Resta il fatto che l’improvviso rilancio sulle riforme costituzionali, nel bel mezzo di una guerra mondiale (o quasi) e soprattutto di una guerra civile dentro la maggioranza (sulla legge di bilancio), non appare decisamente la più lucida delle scelte compiute dalla nostra presidente del Consiglio. Se proprio le serviva un diversivo, sarebbe stato saggio scegliere qualcos’altro. È anche vero che i cavalli di battaglia generalmente utilizzati in simili occasioni erano al momento poco spendibili.

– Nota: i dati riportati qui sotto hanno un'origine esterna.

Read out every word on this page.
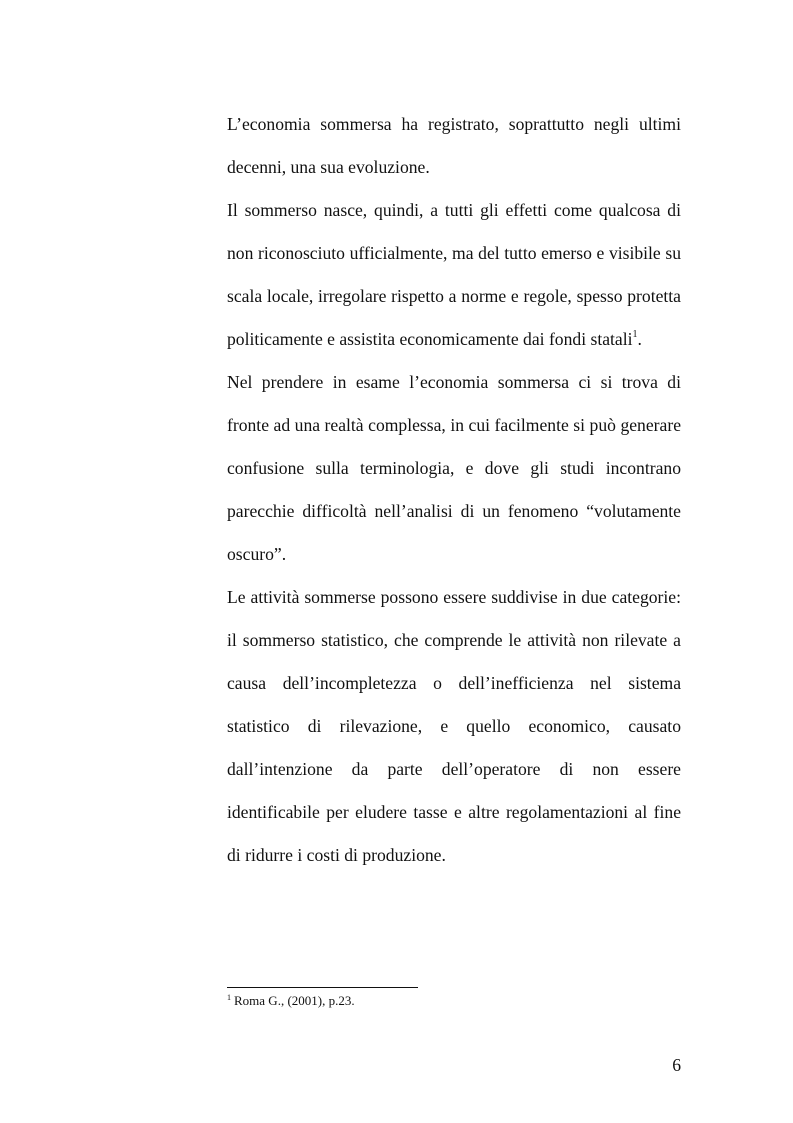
L’economia sommersa ha registrato, soprattutto negli ultimi decenni, una sua evoluzione.

Il sommerso nasce, quindi, a tutti gli effetti come qualcosa di non riconosciuto ufficialmente, ma del tutto emerso e visibile su scala locale, irregolare rispetto a norme e regole, spesso protetta politicamente e assistita economicamente dai fondi statali$^1$.

Nel prendere in esame l’economia sommersa ci si trova di fronte ad una realtà complessa, in cui facilmente si può generare confusione sulla terminologia, e dove gli studi incontrano parecchie difficoltà nell’analisi di un fenomeno “volutamente oscuro”.

Le attività sommerse possono essere suddivise in due categorie: il sommerso statistico, che comprende le attività non rilevate a causa dell’incompletezza o dell’inefficienza nel sistema statistico di rilevazione, e quello economico, causato dall’intenzione da parte dell’operatore di non essere identificabile per eludere tasse e altre regolamentazioni al fine di ridurre i costi di produzione.

$^1$ Roma G., (2001), p.23.
6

L’immigrazione? Tasto dolente. La sicurezza? Sei al governo del paese, di quasi tutte le regioni e di buona parte dei comuni, con chi te la vuoi prendere? Resterebbero giusto le malefatte di Macron e degli altri partner europei, ma vogliamo riaprire l’ennesima crisi diplomatica con la Francia e isolarci ulteriormente in Europa, rovinando l’unico terreno, la politica estera, su cui comunque Meloni è riuscita a ottenere qualche riconoscimento?
Dopo la sfilza di figuracce collezionate su una manovra che doveva essere inemendabile e blindata, e dopo essersi vantata in conferenza stampa di averla approvata in poche ore (in Consiglio dei ministri), definendola pure una grande prova di leadership, Meloni ha pensato dunque di giocare la carta delle riforme costituzionali. Così, tanto per tirare la palla in tribuna, ma senza rendersi conto che quella era la sua porta.
Confidando nell’intelligenza del lettore, ma non troppo nella sua pazienza, non rifarò, per l’ennesima volta, l’elenco di tutti quelli che hanno imboccato la stessa strada e sono finiti contro un muro. Quanto ai sondaggi meravigliosi e all’assenza di alternative – non solo per la divisione e per la debolezza delle opposizioni, ma anche per la dichiarata indisponibilità dei loro principali leader a qualsiasi soluzione che non passi dal voto – faccio rispettosamente notare all’intelligente ma poco paziente lettore che si diceva lo stesso all’inizio della scorsa legislatura (lo si dice sempre, all’inizio della legislatura) ed è finita con ben quattro governi e altrettante maggioranze, ognuna diversa dall’altra, in quasi tutte le combinazioni aritmeticamente possibili.
Non avendo nessuno di noi tempo da perdere, non entro dunque nel noiosissimo merito della fantariforma, se non per ricordare che l’elezione diretta del premier, ovviamente, qualunque cosa si scriva a proposito delle sue prerogative, e anche se per assurdo si mettesse nero su bianco che non conterà assolutamente niente, non può non alterare completamente l’equilibrio dei poteri tra Palazzo Chigi e Quirinale, costruendo le condizioni per controversie infinite, dal momento in cui si finirebbe per dare al capo del governo una legittimazione superiore (con l’elezione diretta) rispetto a quella del capo dello Stato, che dovrebbe essere (e rimanere) a lui sovraordinato.
Ma stiamo parlando, appunto, del nulla. Più interessante, semmai, sarebbe capire come Meloni possa essere arrivata a pensare che gli altri partner della maggioranza, così poco collaborativi sulla legge di bilancio, diventeranno leali e preziosi alleati proprio sulle riforme costituzionali, terreno ideale per ogni possibile manovra ostile. A meno di non voler credere che proprio su questo argomento Matteo Salvini, per dirne uno, al dunque farà prevalere il merito delle questioni, la parola data, le promesse fatte in campagna elettorale e i principi professati fino al giorno prima sulla convenienza tattica del momento.
Se non volete chiamarla mossa della disperazione trovate pure un’altra definizione, ma mi pare evidente che non è una scelta lucida.